Alcoholism or addiction problems are life lessons chosen by the soul before coming to Earth. In order to experience this lesson, you made the choice to enter the planet in a position that set the conditions all around you. Learning that you have the choice to quit, as you did, is the lesson. All such souls must go through the process of understanding why they are afflicted, know that they can change, and then take the steps necessary. Your desires for your husband can support him, but the decision to make the final choice away from alcohol is his.

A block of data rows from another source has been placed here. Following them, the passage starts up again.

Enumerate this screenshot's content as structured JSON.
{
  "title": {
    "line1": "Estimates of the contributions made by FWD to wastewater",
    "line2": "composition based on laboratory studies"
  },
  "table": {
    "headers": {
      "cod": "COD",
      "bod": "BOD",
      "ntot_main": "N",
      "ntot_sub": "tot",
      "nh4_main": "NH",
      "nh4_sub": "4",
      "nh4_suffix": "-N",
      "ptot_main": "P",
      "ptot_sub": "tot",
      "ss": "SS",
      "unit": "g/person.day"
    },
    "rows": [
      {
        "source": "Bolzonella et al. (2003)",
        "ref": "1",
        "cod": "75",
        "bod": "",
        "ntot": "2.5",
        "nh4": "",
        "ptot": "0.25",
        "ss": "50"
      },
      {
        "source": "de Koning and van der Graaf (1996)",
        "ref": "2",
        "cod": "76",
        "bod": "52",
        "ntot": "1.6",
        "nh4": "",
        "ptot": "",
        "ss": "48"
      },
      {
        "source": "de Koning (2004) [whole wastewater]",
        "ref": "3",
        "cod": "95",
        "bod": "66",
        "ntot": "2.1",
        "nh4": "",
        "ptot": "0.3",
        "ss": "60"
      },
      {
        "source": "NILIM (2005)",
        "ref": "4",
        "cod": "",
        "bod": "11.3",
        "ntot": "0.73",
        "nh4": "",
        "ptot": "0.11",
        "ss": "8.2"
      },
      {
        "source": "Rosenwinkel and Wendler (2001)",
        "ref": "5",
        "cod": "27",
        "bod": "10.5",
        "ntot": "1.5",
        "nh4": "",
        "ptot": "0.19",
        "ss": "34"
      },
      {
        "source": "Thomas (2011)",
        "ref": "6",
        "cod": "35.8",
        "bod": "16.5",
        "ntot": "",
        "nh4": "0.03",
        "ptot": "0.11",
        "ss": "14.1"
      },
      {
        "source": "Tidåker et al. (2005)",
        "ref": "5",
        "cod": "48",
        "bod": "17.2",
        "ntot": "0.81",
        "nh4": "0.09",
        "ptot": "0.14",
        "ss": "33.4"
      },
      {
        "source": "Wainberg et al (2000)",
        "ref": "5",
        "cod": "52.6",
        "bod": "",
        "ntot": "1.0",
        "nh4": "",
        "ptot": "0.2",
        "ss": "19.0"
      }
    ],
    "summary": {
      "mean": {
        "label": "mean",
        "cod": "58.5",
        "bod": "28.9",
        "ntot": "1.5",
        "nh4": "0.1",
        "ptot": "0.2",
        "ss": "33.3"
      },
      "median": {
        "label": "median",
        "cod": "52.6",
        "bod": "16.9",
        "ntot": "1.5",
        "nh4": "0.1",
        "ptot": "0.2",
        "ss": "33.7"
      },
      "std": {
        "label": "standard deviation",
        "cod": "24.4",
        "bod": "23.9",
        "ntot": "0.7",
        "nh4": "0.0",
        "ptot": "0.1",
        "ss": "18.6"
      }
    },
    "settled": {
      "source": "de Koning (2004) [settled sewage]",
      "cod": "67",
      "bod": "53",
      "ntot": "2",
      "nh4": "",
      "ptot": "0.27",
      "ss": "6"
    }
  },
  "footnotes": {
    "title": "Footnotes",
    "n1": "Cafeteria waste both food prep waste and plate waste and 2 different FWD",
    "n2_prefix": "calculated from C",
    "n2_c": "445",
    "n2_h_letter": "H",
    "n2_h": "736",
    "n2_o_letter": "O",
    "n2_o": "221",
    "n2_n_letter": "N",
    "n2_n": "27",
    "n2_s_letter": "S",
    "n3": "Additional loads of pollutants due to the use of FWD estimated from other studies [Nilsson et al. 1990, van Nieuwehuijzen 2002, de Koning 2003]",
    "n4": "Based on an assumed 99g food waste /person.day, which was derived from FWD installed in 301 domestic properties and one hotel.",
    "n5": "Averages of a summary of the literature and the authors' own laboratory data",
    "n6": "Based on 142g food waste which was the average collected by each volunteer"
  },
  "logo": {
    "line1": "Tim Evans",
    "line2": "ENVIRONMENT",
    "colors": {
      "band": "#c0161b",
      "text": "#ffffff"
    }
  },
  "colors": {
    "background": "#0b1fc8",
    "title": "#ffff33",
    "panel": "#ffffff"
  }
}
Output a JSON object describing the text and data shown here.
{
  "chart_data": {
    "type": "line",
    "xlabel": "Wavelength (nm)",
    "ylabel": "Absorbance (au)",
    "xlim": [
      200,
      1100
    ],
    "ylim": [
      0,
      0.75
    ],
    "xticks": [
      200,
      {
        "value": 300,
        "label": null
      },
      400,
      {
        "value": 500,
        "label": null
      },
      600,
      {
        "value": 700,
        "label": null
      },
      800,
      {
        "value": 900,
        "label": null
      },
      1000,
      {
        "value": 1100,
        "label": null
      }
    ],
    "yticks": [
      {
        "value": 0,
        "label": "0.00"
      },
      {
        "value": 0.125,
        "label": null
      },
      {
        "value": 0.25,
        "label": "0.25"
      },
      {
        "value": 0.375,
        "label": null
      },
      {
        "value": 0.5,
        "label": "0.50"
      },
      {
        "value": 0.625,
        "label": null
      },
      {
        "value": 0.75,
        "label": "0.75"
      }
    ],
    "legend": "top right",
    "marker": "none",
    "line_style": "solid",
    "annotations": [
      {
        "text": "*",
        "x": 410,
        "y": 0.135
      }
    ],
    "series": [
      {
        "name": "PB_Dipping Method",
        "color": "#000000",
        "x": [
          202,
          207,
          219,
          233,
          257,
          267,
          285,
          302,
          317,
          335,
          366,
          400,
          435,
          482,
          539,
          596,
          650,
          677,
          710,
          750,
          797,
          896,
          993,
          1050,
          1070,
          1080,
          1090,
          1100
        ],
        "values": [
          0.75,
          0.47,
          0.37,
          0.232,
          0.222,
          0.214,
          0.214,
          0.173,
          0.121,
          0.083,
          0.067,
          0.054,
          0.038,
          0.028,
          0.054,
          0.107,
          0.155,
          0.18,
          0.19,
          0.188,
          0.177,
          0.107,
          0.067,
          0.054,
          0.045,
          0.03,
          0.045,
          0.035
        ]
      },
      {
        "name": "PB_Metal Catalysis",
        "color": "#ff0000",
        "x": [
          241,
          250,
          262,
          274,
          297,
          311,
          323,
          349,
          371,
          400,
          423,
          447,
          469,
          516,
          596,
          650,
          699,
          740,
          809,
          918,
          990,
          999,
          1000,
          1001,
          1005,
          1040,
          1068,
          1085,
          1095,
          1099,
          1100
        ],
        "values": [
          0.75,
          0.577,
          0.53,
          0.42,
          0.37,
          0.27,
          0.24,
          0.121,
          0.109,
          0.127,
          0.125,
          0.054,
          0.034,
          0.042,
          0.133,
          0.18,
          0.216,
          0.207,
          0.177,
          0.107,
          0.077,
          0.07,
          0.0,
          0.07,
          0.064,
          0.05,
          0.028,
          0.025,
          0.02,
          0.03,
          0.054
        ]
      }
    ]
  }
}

These lessons rarely come alone. It is common to have issues of self-confidence, self-worth, not loving oneself, or fear as a secondary problem. Help your husband to understand why he needs to drink. He is running away from other feelings that possess him. Dealing with his feelings will replace his liquor need.

 

Need to know

Tuesday, August 9th, 2011

QUESTION: Masters I was advised to move but one question would make me make the decision. I want to know if my husband was chaste before marrying me, whether he liked someone more than me. It may sound silly but it shapes my future because everything with him seems to be hard work for me as he is never satisfied and always complaining. Please advise. ~Hannah, New Zealand

ANSWER: Your question is not really about him but about you and your insecurities. You have given your husband control over how you see yourself and what you feel. Stop it right now and decide if you want to live your own life or still be controlled. If you are truly going to move and leave your husband, look only to the present and the future and keep the past from holding you back.

If your move includes your husband, then why torture yourself with what might have been? Your insecurities will not lessen if you learn the truth, whether you interpret it as positive or negative. What another says or does cannot hurt you unless you allow it to do so.

Start to be your own person. Do things because you want to do them. In dealing with other people, there can only be a fight if you partake. If someone starts a fight, walk away or refuse to engage in the fracas. The only person you need to satisfy is you. If you do the best you can in a situation, how could you have done any better? Even if others disagree with your opinion, you know the truthlet that knowledge be your security.

Your husband is a very negative person. He does not enjoy being with positive people. Be a positive person by always seeing the good in every event and he will change if it feels good to him, or he will want to be as far away from you as possible. You don’t need to know about the past. Live in the now; visualize a fantastic future.